It took two hours, six forms and just as many instruction booklets for us to do our 2009 taxes. Gone are the days of the 1040EZ forms with just a W-2 and a few 1099s to deal with. Oh, no. Buying a house has advanced us in the world of taxes. We’re now allowed to deduct mortgage interest and property taxes, claim energy credits and the first-time homebuyer tax credit, and figure out penalties on early Roth IRA withdrawals.
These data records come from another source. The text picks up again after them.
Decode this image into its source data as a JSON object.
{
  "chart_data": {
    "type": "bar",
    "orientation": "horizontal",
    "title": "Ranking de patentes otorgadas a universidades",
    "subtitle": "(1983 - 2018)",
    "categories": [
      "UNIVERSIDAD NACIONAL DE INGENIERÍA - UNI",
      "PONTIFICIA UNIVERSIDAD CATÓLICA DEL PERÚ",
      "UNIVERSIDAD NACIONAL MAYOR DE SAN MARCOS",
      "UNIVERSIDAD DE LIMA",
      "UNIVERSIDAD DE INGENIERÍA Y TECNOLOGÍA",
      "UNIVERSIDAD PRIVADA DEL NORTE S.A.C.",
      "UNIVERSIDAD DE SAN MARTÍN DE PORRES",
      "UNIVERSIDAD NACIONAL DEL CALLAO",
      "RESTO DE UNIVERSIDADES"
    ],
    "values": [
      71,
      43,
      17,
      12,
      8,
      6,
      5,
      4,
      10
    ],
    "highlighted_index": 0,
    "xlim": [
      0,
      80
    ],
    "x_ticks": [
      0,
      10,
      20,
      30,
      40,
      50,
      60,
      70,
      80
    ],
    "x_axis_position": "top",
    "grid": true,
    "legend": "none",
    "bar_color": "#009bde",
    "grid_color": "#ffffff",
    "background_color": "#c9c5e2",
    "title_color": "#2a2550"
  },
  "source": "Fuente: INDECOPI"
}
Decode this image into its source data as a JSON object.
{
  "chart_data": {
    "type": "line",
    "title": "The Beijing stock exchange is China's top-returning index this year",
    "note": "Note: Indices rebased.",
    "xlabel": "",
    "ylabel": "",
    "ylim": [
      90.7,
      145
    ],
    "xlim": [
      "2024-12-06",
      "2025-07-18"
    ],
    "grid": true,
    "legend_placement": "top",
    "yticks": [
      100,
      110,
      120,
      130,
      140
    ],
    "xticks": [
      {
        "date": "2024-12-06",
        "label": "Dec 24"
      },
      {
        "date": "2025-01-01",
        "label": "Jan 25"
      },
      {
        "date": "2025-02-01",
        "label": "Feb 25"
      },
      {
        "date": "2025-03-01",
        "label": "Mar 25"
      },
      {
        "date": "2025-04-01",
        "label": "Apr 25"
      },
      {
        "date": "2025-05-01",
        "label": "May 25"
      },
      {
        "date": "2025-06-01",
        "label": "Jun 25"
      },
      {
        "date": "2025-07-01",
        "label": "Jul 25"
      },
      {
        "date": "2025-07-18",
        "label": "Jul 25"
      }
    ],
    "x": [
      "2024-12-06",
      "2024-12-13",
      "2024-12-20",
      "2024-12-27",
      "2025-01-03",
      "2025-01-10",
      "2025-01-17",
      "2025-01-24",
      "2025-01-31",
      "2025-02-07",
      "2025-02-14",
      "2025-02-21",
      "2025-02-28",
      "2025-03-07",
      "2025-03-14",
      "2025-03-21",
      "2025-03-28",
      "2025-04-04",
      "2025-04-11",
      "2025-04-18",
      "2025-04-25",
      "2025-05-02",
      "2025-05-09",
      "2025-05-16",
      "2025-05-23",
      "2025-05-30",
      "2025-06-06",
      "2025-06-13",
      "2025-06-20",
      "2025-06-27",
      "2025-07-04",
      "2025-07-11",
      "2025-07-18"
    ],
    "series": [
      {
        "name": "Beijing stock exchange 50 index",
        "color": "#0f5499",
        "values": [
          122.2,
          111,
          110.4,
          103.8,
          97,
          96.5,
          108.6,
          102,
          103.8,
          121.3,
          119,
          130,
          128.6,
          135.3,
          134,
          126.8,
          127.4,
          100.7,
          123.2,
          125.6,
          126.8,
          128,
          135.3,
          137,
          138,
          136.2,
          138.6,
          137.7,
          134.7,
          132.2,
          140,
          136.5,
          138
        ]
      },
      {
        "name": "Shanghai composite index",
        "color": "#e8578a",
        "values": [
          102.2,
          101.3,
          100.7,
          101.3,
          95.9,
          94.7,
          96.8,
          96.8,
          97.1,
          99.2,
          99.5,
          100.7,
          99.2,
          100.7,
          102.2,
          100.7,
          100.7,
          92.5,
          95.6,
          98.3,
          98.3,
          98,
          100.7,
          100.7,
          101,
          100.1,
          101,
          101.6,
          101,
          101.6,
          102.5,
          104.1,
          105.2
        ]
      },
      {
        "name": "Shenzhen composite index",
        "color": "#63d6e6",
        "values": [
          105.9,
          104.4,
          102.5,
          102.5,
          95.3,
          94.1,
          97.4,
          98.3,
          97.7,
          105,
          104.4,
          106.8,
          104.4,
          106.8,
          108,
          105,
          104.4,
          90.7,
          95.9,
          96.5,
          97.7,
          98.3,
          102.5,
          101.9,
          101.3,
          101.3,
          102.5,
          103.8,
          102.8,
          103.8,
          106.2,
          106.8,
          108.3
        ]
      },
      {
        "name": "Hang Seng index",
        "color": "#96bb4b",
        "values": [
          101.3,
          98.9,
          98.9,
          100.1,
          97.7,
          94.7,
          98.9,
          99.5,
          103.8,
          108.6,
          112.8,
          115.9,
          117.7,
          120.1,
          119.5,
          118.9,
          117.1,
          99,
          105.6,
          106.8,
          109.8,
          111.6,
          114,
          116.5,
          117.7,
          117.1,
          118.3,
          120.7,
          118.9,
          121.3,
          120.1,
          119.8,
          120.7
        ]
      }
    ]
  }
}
Yes, I said early Roth IRA withdrawals. It’s another one of my dirty little secrets: When we were scraping together money for the 20% down payment and closing costs for our home purchase, I had to liquidate my Roth IRA account. I *only* had two years’ worth of funding in there ($8,000), but I withdrew that principal PLUS the interest earnings, mistakenly convinced that I would not be penalized because the money was used for a home purchase by a first-time homebuyer (me, of course). I didn’t do enough research, and found that I still was beholden by the five-year rule: the Roth IRA had to have been open for at least five years to qualify for this exemption. Therefore, I not only had to pay taxes on the interest, but also pay a 10% penalty on said interest. Bummer, dude. If I had left the lousy $500 in earnings in the Roth IRA account, there wouldn’t have been any problem.
But all in all, we made out pretty well for ourselves, and will be getting a nearly-five-figure refund, mostly thanks to the First-Time Homebuyer Tax Credit. Finding the forms and instructions we needed was the hard part, but luckily, I did most of the research before we sat down to do our taxes. Here’s a breakdown of the tax credits and deductions we qualified for:
First-Time Homebuyer Tax Credit
This was the biggie — $8,000 back for the purchase of our home back in June. The purchase price was high enough to get us the entire $8K credit. Check out Form 5405 for details.
Energy Tax Credits for Windows
We had two energy-efficient windows installed in the upstairs room we’ve been renovating (seemingly forever). The two windows cost $400 before installation, and we were able to recoup $120 of that back using Form 5695.
We were able to deduct our property taxes, mortgage interest, state income taxes (but not the new car’s sales taxes, see below for explanation of why not). Unfortunately, we only had one quarter worth of property taxes and five months of mortgage interest to deduct this year. That means we should see a nice refund next year, because of the full 12 months of taxes and interest.
I had four different 1099s from my various freelance writing side gigs and my book royalties, which have to be reported on Schedule C, along with any business expenses that can be deducted.
This is one of the joys of freelancing — paying taxes on your earnings. Normally, if you’re getting a W-2, the employer pays half of the employment tax. When you’re self-employed, YOU have to pay all of the employment tax. We figured out what I owe using Schedule SE.
What We Didn’t Get
I thought we would be able to deduct the state sales tax paid on our new truck, purchased last April. However, we found that it could only be deducted using Schedule L by those taking the standard deduction — we itemized, so we could only deduct EITHER state income taxes paid (~$2600) or the vehicle sales tax (~$1750). This was a no-brainer.
Have you done your federal taxes for 2009 yet? Which deductions/tax credits do you qualify for?